So far, this is working out, but I've changed a few things.
>apodmaidockoetegbeaniktabu.
>Nom-Agt-woman Obl-Dat-boy Vrb-Ret-give Nom-Ind-book
>"The woman gave the boy a book."
The new version of this example is
udmaidickoetegbeaniktabu.
u- ergative or instrumental, replaces apo-
di- replaces do- when dative
>a- Nom- nominalizer
>e- Vrb- verbalizer
>i- Obl- oblique
>
>po- Agt- agentive (or ergative?)
>do- Dat- dative (= genitive when used on modifiers)
>te- Ret- relative indefinite past or retrospective
>ni- Ind- indefinite
All conjunctions are now prefixes, not just temporal conjunctions (which are
mostly relative tense markers).
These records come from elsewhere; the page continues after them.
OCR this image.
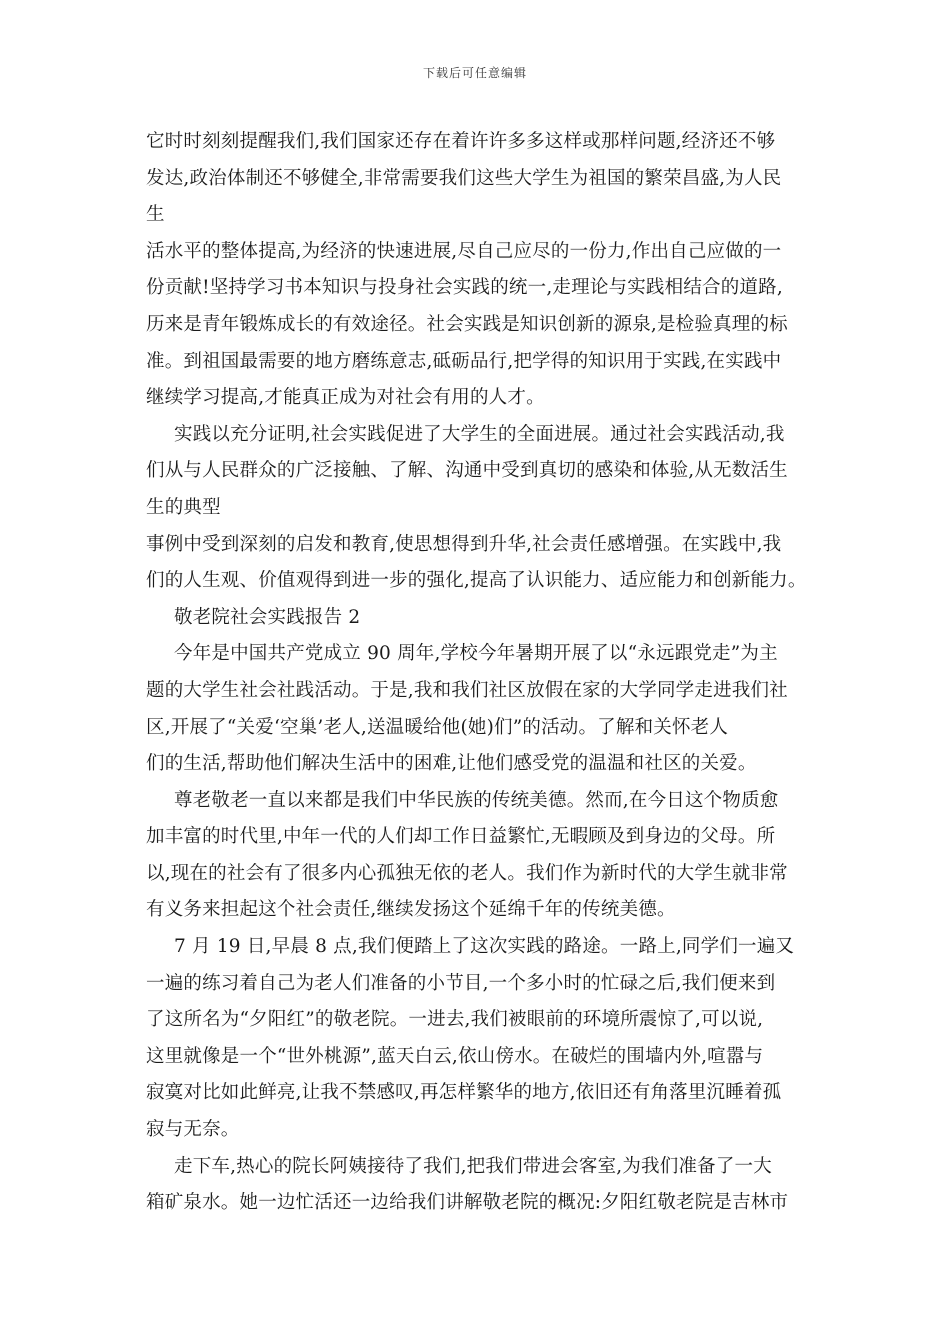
下载后可任意编辑
它时时刻刻提醒我们,我们国家还存在着许许多多这样或那样问题,经济还不够
发达,政治体制还不够健全,非常需要我们这些大学生为祖国的繁荣昌盛,为人民
生
活水平的整体提高,为经济的快速进展,尽自己应尽的一份力,作出自己应做的一
份贡献!坚持学习书本知识与投身社会实践的统一,走理论与实践相结合的道路,
历来是青年锻炼成长的有效途径。社会实践是知识创新的源泉,是检验真理的标
准。到祖国最需要的地方磨练意志,砥砺品行,把学得的知识用于实践,在实践中
继续学习提高,才能真正成为对社会有用的人才。
实践以充分证明,社会实践促进了大学生的全面进展。通过社会实践活动,我
们从与人民群众的广泛接触、了解、沟通中受到真切的感染和体验,从无数活生
生的典型
事例中受到深刻的启发和教育,使思想得到升华,社会责任感增强。在实践中,我
们的人生观、价值观得到进一步的强化,提高了认识能力、适应能力和创新能力。
敬老院社会实践报告 2
今年是中国共产党成立 90 周年,学校今年暑期开展了以“永远跟党走”为主
题的大学生社会社践活动。于是,我和我们社区放假在家的大学同学走进我们社
区,开展了“关爱‘空巢’老人,送温暖给他(她)们”的活动。了解和关怀老人
们的生活,帮助他们解决生活中的困难,让他们感受党的温温和社区的关爱。
尊老敬老一直以来都是我们中华民族的传统美德。然而,在今日这个物质愈
加丰富的时代里,中年一代的人们却工作日益繁忙,无暇顾及到身边的父母。所
以,现在的社会有了很多内心孤独无依的老人。我们作为新时代的大学生就非常
有义务来担起这个社会责任,继续发扬这个延绵千年的传统美德。
7 月 19 日,早晨 8 点,我们便踏上了这次实践的路途。一路上,同学们一遍又
一遍的练习着自己为老人们准备的小节目,一个多小时的忙碌之后,我们便来到
了这所名为“夕阳红”的敬老院。一进去,我们被眼前的环境所震惊了,可以说,
这里就像是一个“世外桃源”,蓝天白云,依山傍水。在破烂的围墙内外,喧嚣与
寂寞对比如此鲜亮,让我不禁感叹,再怎样繁华的地方,依旧还有角落里沉睡着孤
寂与无奈。
走下车,热心的院长阿姨接待了我们,把我们带进会客室,为我们准备了一大
箱矿泉水。她一边忙活还一边给我们讲解敬老院的概况:夕阳红敬老院是吉林市
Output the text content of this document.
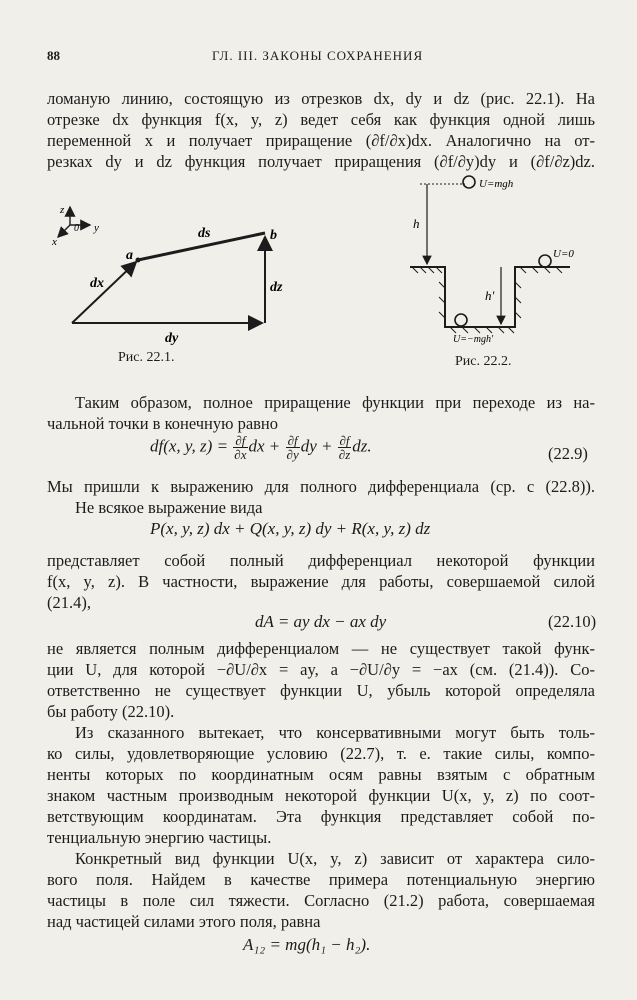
88	ГЛ. III. ЗАКОНЫ СОХРАНЕНИЯ
ломаную линию, состоящую из отрезков dx, dy и dz (рис. 22.1). На
отрезке dx функция f(x, y, z) ведет себя как функция одной лишь
переменной x и получает приращение (∂f/∂x)dx. Аналогично на от-
резках dy и dz функция получает приращения (∂f/∂y)dy и (∂f/∂z)dz.
z
y
x
0
a
b
ds
dx	dz
dy
Рис. 22.1.
U=mgh
h
U=0
h′
U=−mgh′
Рис. 22.2.
Таким образом, полное приращение функции при переходе из на-
чальной точки в конечную равно
df(x, y, $z) = \frac{\partial f}{\partial x}$ dx + $\frac{\partial f}{\partial y}$ dy + $\frac{\partial f}{\partial z}$ dz.	(22.9)
Мы пришли к выражению для полного дифференциала (ср. с (22.8)).
Не всякое выражение вида
P(x, y, z) dx + Q(x, y, z) dy + R(x, y, z) dz
представляет собой полный дифференциал некоторой функции
f(x, y, z). В частности, выражение для работы, совершаемой силой
(21.4),
dA = ay dx − ax dy	(22.10)
не является полным дифференциалом — не существует такой функ-
ции U, для которой −∂U/∂x = ay, а −∂U/∂y = −ax (см. (21.4)). Со-
ответственно не существует функции U, убыль которой определяла
бы работу (22.10).
Из сказанного вытекает, что консервативными могут быть толь-
ко силы, удовлетворяющие условию (22.7), т. е. такие силы, компо-
ненты которых по координатным осям равны взятым с обратным
знаком частным производным некоторой функции U(x, y, z) по соот-
ветствующим координатам. Эта функция представляет собой по-
тенциальную энергию частицы.
Конкретный вид функции U(x, y, z) зависит от характера сило-
вого поля. Найдем в качестве примера потенциальную энергию
частицы в поле сил тяжести. Согласно (21.2) работа, совершаемая
над частицей силами этого поля, равна
A₁₂ = mg(h₁ − h₂).
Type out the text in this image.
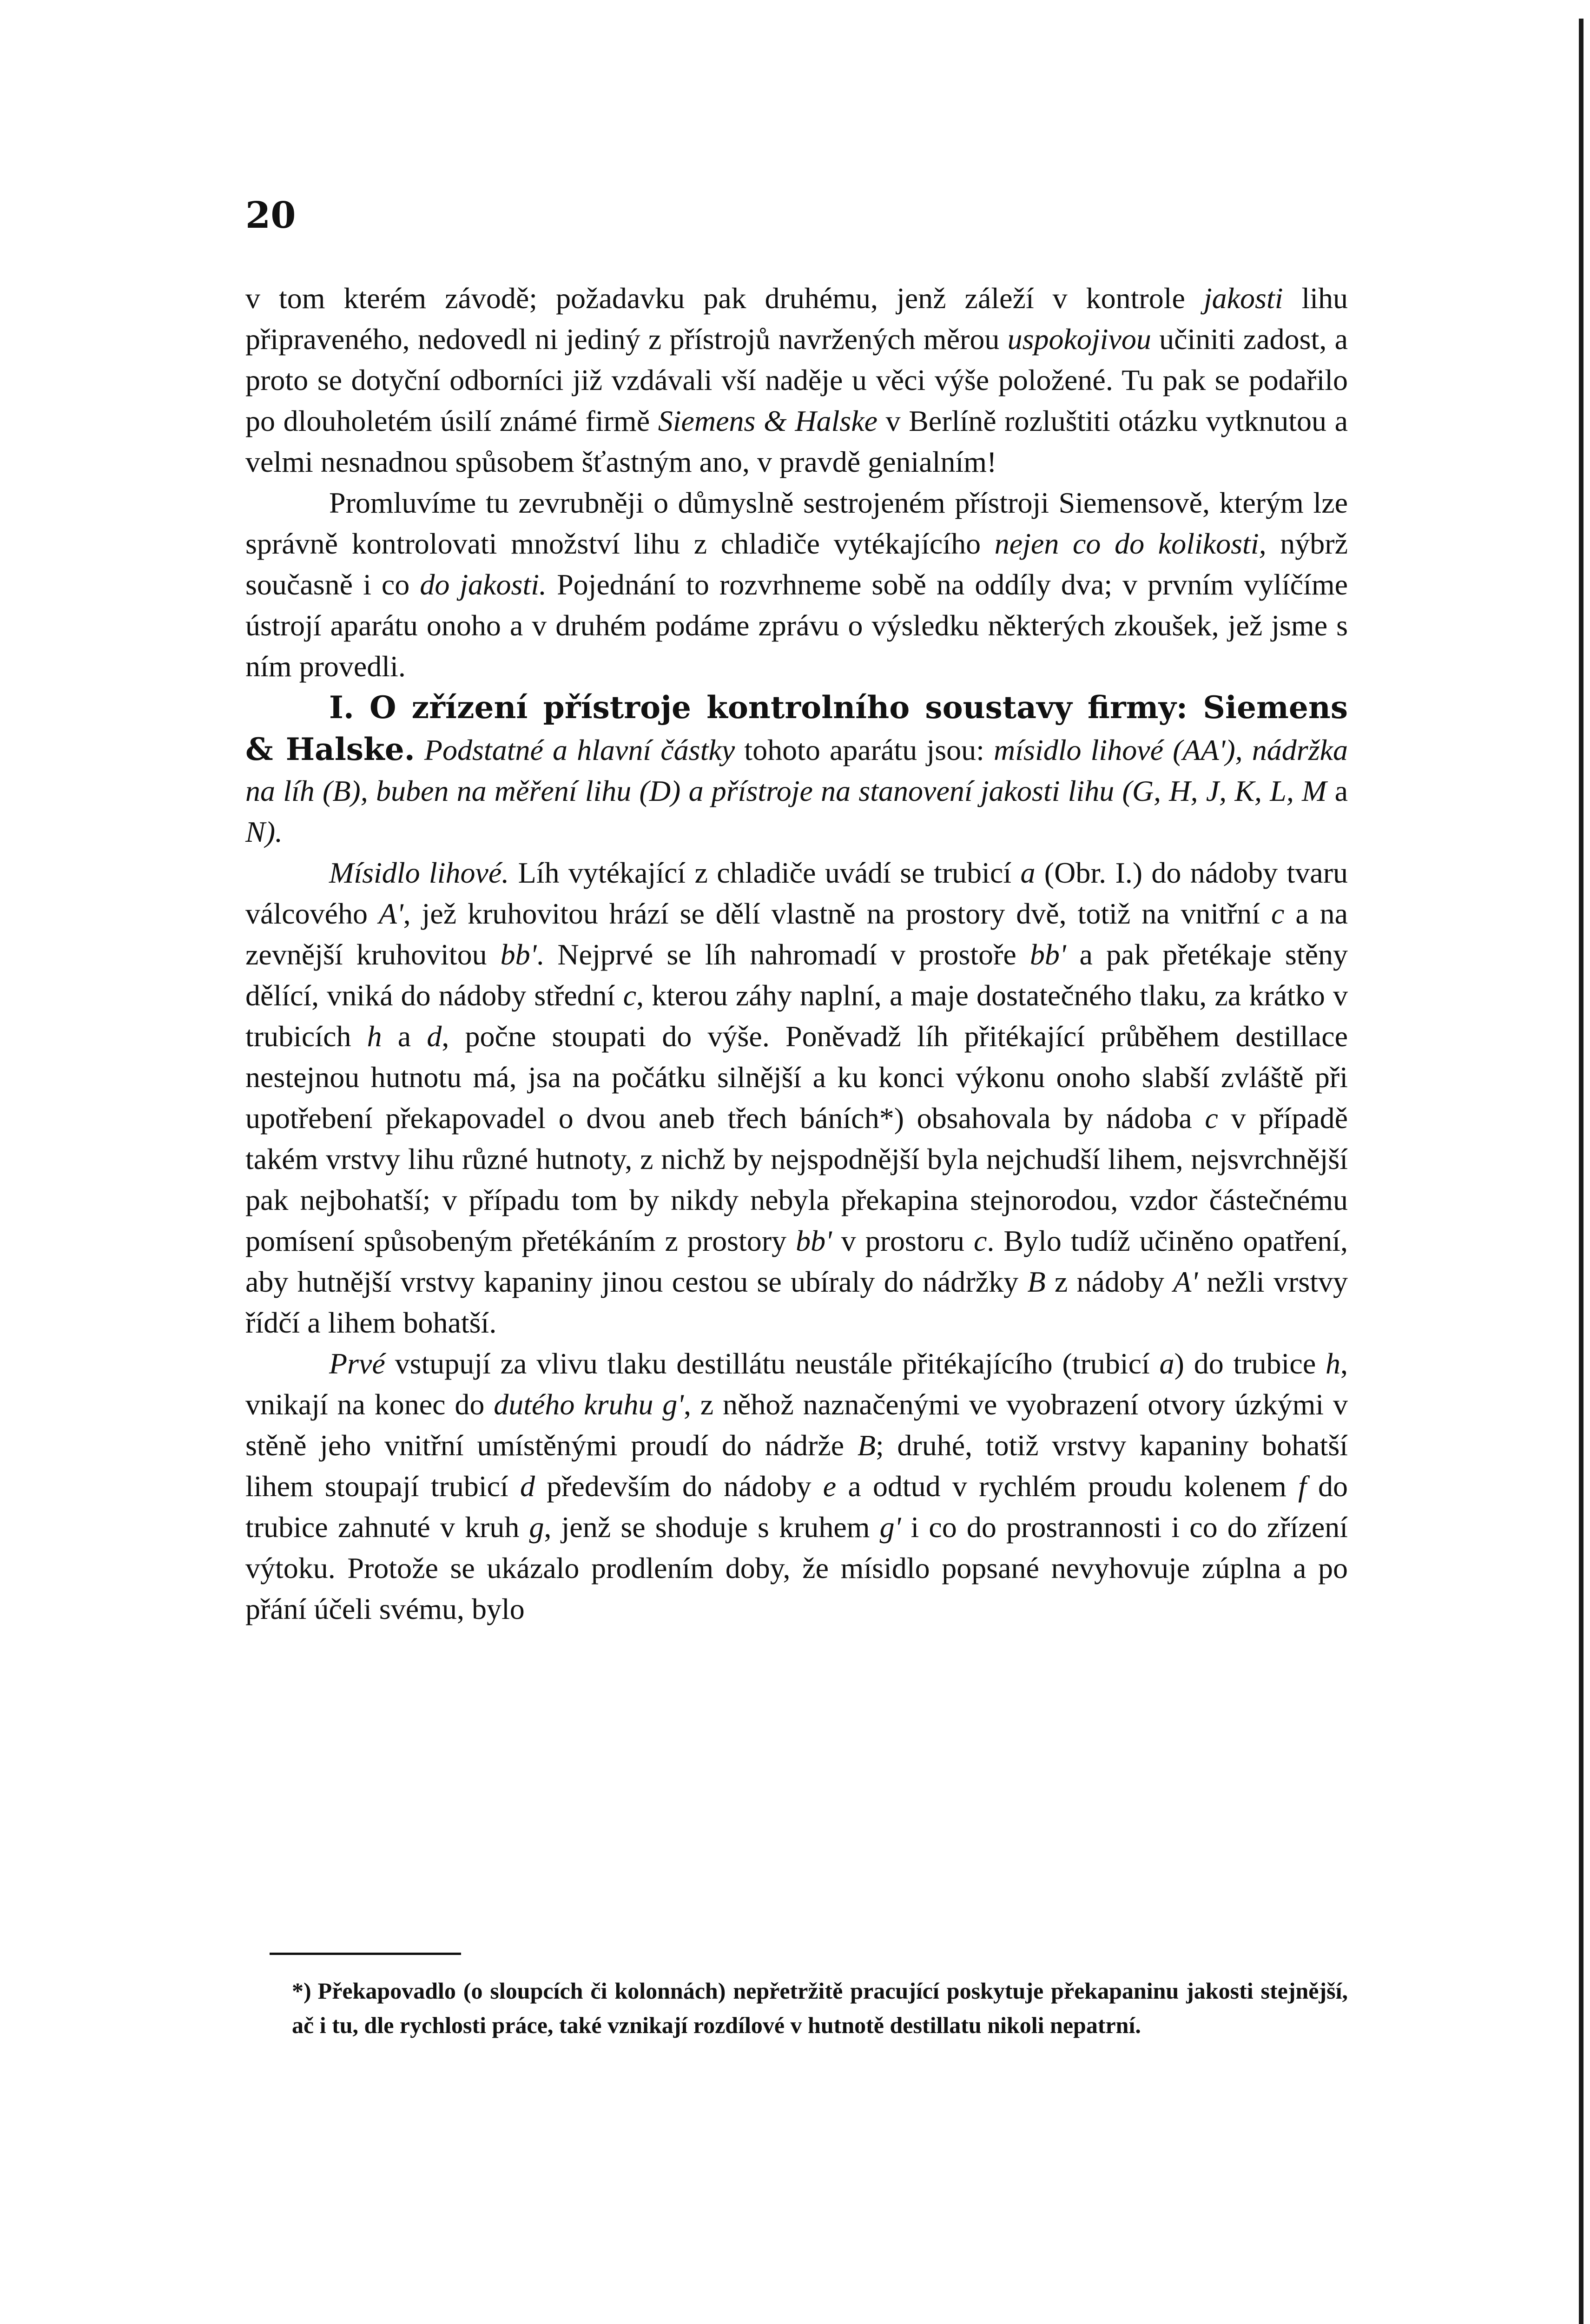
20

v tom kterém závodě; požadavku pak druhému, jenž záleží v kontrole jakosti lihu připraveného, nedovedl ni jediný z přístrojů navržených měrou uspokojivou učiniti zadost, a proto se dotyční odborníci již vzdávali vší naděje u věci výše položené. Tu pak se podařilo po dlouholetém úsilí známé firmě Siemens & Halske v Berlíně rozluštiti otázku vytknutou a velmi nesnadnou spůsobem šťastným ano, v pravdě genialním!

Promluvíme tu zevrubněji o důmyslně sestrojeném přístroji Siemensově, kterým lze správně kontrolovati množství lihu z chladiče vytékajícího nejen co do kolikosti, nýbrž současně i co do jakosti. Pojednání to rozvrhneme sobě na oddíly dva; v prvním vylíčíme ústrojí aparátu onoho a v druhém podáme zprávu o výsledku některých zkoušek, jež jsme s ním provedli.

I. O zřízení přístroje kontrolního soustavy firmy: Siemens & Halske. Podstatné a hlavní částky tohoto aparátu jsou: mísidlo lihové (AA'), nádržka na líh (B), buben na měření lihu (D) a přístroje na stanovení jakosti lihu (G, H, J, K, L, M a N).

Mísidlo lihové. Líh vytékající z chladiče uvádí se trubicí a (Obr. I.) do nádoby tvaru válcového A', jež kruhovitou hrází se dělí vlastně na prostory dvě, totiž na vnitřní c a na zevnější kruhovitou bb'. Nejprvé se líh nahromadí v prostoře bb' a pak přetékaje stěny dělící, vniká do nádoby střední c, kterou záhy naplní, a maje dostatečného tlaku, za krátko v trubicích h a d, počne stoupati do výše. Poněvadž líh přitékající průběhem destillace nestejnou hutnotu má, jsa na počátku silnější a ku konci výkonu onoho slabší zvláště při upotřebení překapovadel o dvou aneb třech báních*) obsahovala by nádoba c v případě takém vrstvy lihu různé hutnoty, z nichž by nejspodnější byla nejchudší lihem, nejsvrchnější pak nejbohatší; v případu tom by nikdy nebyla překapina stejnorodou, vzdor částečnému pomísení spůsobeným přetékáním z prostory bb' v prostoru c. Bylo tudíž učiněno opatření, aby hutnější vrstvy kapaniny jinou cestou se ubíraly do nádržky B z nádoby A' nežli vrstvy řídčí a lihem bohatší.

Prvé vstupují za vlivu tlaku destillátu neustále přitékajícího (trubicí a) do trubice h, vnikají na konec do dutého kruhu g', z něhož naznačenými ve vyobrazení otvory úzkými v stěně jeho vnitřní umístěnými proudí do nádrže B; druhé, totiž vrstvy kapaniny bohatší lihem stoupají trubicí d především do nádoby e a odtud v rychlém proudu kolenem f do trubice zahnuté v kruh g, jenž se shoduje s kruhem g' i co do prostrannosti i co do zřízení výtoku. Protože se ukázalo prodlením doby, že mísidlo popsané nevyhovuje zúplna a po přání účeli svému, bylo

*) Překapovadlo (o sloupcích či kolonnách) nepřetržitě pracující poskytuje překapaninu jakosti stejnější, ač i tu, dle rychlosti práce, také vznikají rozdílové v hutnotě destillatu nikoli nepatrní.
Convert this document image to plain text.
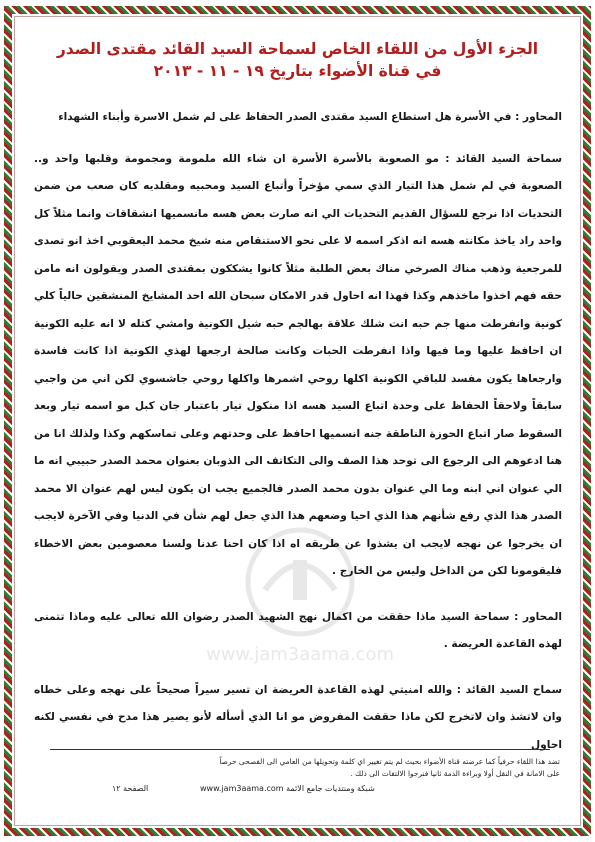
www.jam3aama.com
الجزء الأول من اللقاء الخاص لسماحة السيد القائد مقتدى الصدر
في قناة الأضواء بتاريخ ١٩ - ١١ - ٢٠١٣

المحاور : في الأسرة هل استطاع السيد مقتدى الصدر الحفاظ على لم شمل الاسرة وأبناء الشهداء

سماحة السيد القائد : مو الصعوبة بالأسرة الأسرة ان شاء الله ملمومة ومجمومة وقلبها واحد و.. الصعوبة في لم شمل هذا التيار الذي سمي مؤخراً وأتباع السيد ومحبيه ومقلديه كان صعب من ضمن التحديات اذا نرجع للسؤال القديم التحديات الي انه صارت بعض هسه مانسميها انشقاقات وانما مثلاً كل واحد راد ياخذ مكانته هسه انه اذكر اسمه لا على نحو الاستنقاص منه شيخ محمد اليعقوبي اخذ انو تصدى للمرجعية وذهب مناك الصرخي مناك بعض الطلبة مثلاً كانوا يشككون بمقتدى الصدر ويقولون انه مامن حقه فهم اخذوا ماخذهم وكذا فهذا انه احاول قدر الامكان سبحان الله احد المشايخ المنشقين حالياً كلي كونية وانفرطت منها جم حبه انت شلك علاقة بهالجم حبه شيل الكونية وامشي كتله لا انه عليه الكونية ان احافظ عليها وما فيها واذا انفرطت الحبات وكانت صالحة ارجعها لهذي الكونية اذا كانت فاسدة وارجعاها يكون مفسد للباقي الكونية اكلها روحي اشمرها واكلها روحي جاشسوي لكن اني من واجبي سابقاً ولاحقاً الحفاظ على وحدة اتباع السيد هسه اذا منكول تيار باعتبار جان كبل مو اسمه تيار وبعد السقوط صار اتباع الحوزة الناطقة جنه انسميها احافظ على وحدتهم وعلى تماسكهم وكذا ولذلك انا من هنا ادعوهم الى الرجوع الى توحد هذا الصف والى التكاتف الى الذوبان بعنوان محمد الصدر حبيبي انه ما الي عنوان اني ابنه وما الي عنوان بدون محمد الصدر فالجميع يجب ان يكون ليس لهم عنوان الا محمد الصدر هذا الذي رفع شأنهم هذا الذي احيا وضعهم هذا الذي جعل لهم شأن في الدنيا وفي الآخرة لايجب ان يخرجوا عن نهجه لايجب ان يشذوا عن طريقه اه اذا كان احنا عدنا ولسنا معصومين بعض الاخطاء فليقومونا لكن من الداخل وليس من الخارج .

المحاور : سماحة السيد ماذا حققت من اكمال نهج الشهيد الصدر رضوان الله تعالى عليه وماذا تتمنى لهذه القاعدة العريضة .

سماح السيد القائد : والله امنيتي لهذه القاعدة العريضة ان تسير سيراً صحيحاً على نهجه وعلى خطاه وان لاتشذ وان لاتخرج لكن ماذا حققت المفروض مو انا الذي أسأله لأنو يصير هذا مدح في نفسي لكنه احاول

تضد هذا اللقاء حرفياً كما عرضته قناة الأضواء بحيث لم يتم تغيير اي كلمة وتحويلها من العامي الى الفصحى حرصاً
على الامانة في النقل أولا وبراءة الذمة ثانيا فنرجوا الالتفات الى ذلك .
شبكة ومنتديات جامع الائمة www.jam3aama.com
الصفحة ١٢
The polar question particle qo- is now inserted
into the first word:
eqovaske (uyu) afroqo? "Did you hear the dog?"
aqofroqo (uyu) evaske? "Did you hear the _dog_?"
uqoyo evaske afroqo? "Did _you_ hear the dog?"
uyu (2S.Erg) is often omitted in questions and commands while uvi (1S.Erg) is
often omitted in statements.
Messages in this topic (1)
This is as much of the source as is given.